Panel: Shopping for Schools: Examining Policies that Help Parents Navigate School Choice
(Education)

Thursday, November 2, 2017: 3:30 PM-5:00 PM
Water Tower (Hyatt Regency Chicago)

*Names in bold indicate Presenter

Panel Organizers:  Steven Glazerman, Mathematica Policy Research
Panel Chairs:  Douglas Lauen, University of North Carolina, Chapel Hill
Discussants:  Tim Daly, Ed Navigator and Lisa Barrow, Federal Reserve Bank of Chicago


Presenting School Information to Parents: Analysis of Design Principles for School Shopping Websites
Ira Nichols-Barrer and Steven Glazerman, Mathematica Policy Research


The Trump Administration has signaled that school choice is going to be a central component of its education policy.  But for school choice to work, it is necessary for parents to have the tools they need to choose wisely. There is a growing sense among education researchers and policymakers that simply increasing the number of choices available to families is not enough.  Rather, a well-functioning school choice system requires carefully designed support structures that attend to families’ needs.  This panel examines a core type of support: information that helps families navigate school choice systems and select high-quality schools for their children.

School choice markets provide a clear example of how better data can yield better decisions.  Families in many cities confront a bewildering array of choices and application processes that can be time-consuming and confusing.  Without help with navigating these systems, families might not participate successfully in school choice processes—or might not participate at all.  This presents an opportunity to governments and other organizations.  By providing useful information and support services to families, these organizations help both the families who receive these services (by helping them identify good schools for their children) and the broader functioning of school choice markets (by ensuring that high-quality, desirable schools receive the greatest interest). 

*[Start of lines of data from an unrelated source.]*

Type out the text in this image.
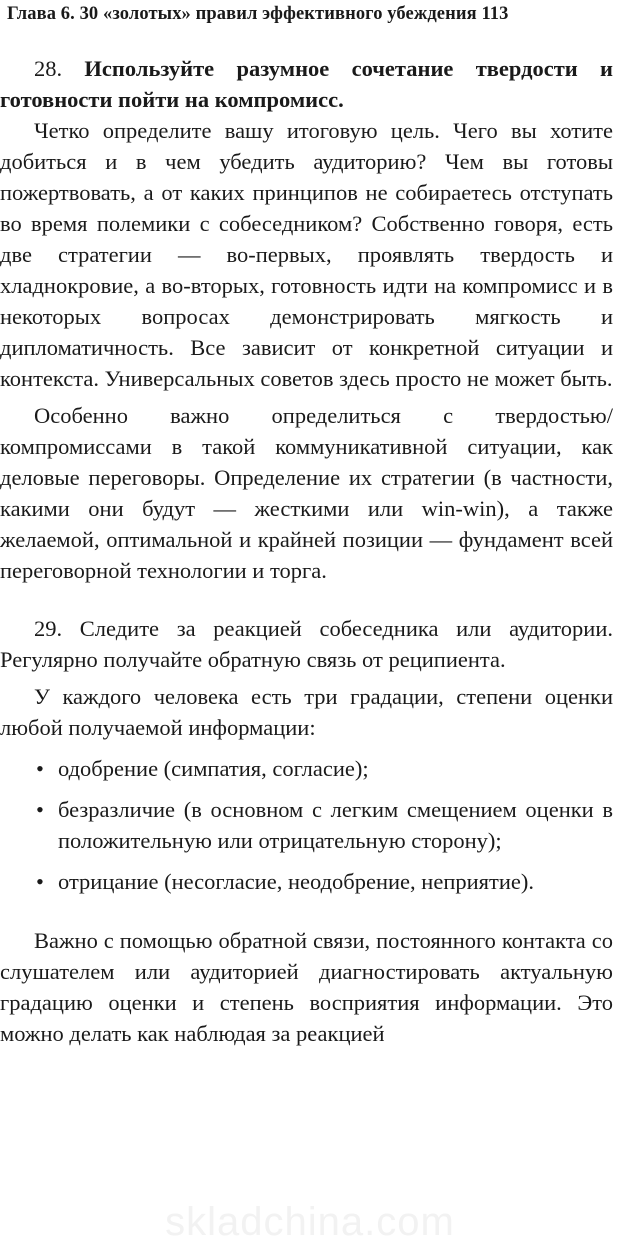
Глава 6. 30 «золотых» правил эффективного убеждения 113

28. Используйте разумное сочетание твердости и готовности пойти на компромисс.

Четко определите вашу итоговую цель. Чего вы хотите добиться и в чем убедить аудиторию? Чем вы готовы пожертвовать, а от каких принципов не собираетесь отступать во время полемики с собеседником? Собственно говоря, есть две стратегии — во-первых, проявлять твердость и хладнокровие, а во-вторых, готовность идти на компромисс и в некоторых вопросах демонстрировать мягкость и дипломатичность. Все зависит от конкретной ситуации и контекста. Универсальных советов здесь просто не может быть.

Особенно важно определиться с твердостью/компромиссами в такой коммуникативной ситуации, как деловые переговоры. Определение их стратегии (в частности, какими они будут — жесткими или win-win), а также желаемой, оптимальной и крайней позиции — фундамент всей переговорной технологии и торга.

29. Следите за реакцией собеседника или аудитории. Регулярно получайте обратную связь от реципиента.

У каждого человека есть три градации, степени оценки любой получаемой информации:

• одобрение (симпатия, согласие);
• безразличие (в основном с легким смещением оценки в положительную или отрицательную сторону);
• отрицание (несогласие, неодобрение, неприятие).

Важно с помощью обратной связи, постоянного контакта со слушателем или аудиторией диагностировать актуальную градацию оценки и степень восприятия информации. Это можно делать как наблюдая за реакцией

skladchina.com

This panel features four studies—diverse in methods and disciplinary perspectives—that aim to improve our understanding of how to better inform and support school-choosing families.  More specifically, the panel includes authors of two randomized information experiments and two qualitative studies:

  • A randomized factorial experiment from all 50 states studying how small changes in the way school profiles are shown to low-income parents can affect their understanding of the information, the extent to which they find the information satisfying and easy to use, and their eventual school choices.

  • A randomized controlled trial in New York City that assigned middle school students to different types of information sessions and then tested how these sessions affected families’ requests and placements—and how the effects differed across subgroups.

  • Student and parent perspective on New York City’s high school choice system based on detailed interview data

  • A mixed-methods evaluation of a Washington, DC program that matched school-choosing families with parent advocates in hopes of improving participation in DC’s school choice system, particularly among disadvantaged families.

Taken together, these studies provide rich, new evidence on a question of growing importance: how to inform and support school-choosing families.  Policymakers and practitioners participated in the development of each study, and the studies aim to generate evidence and knowledge of immediate use to these groups.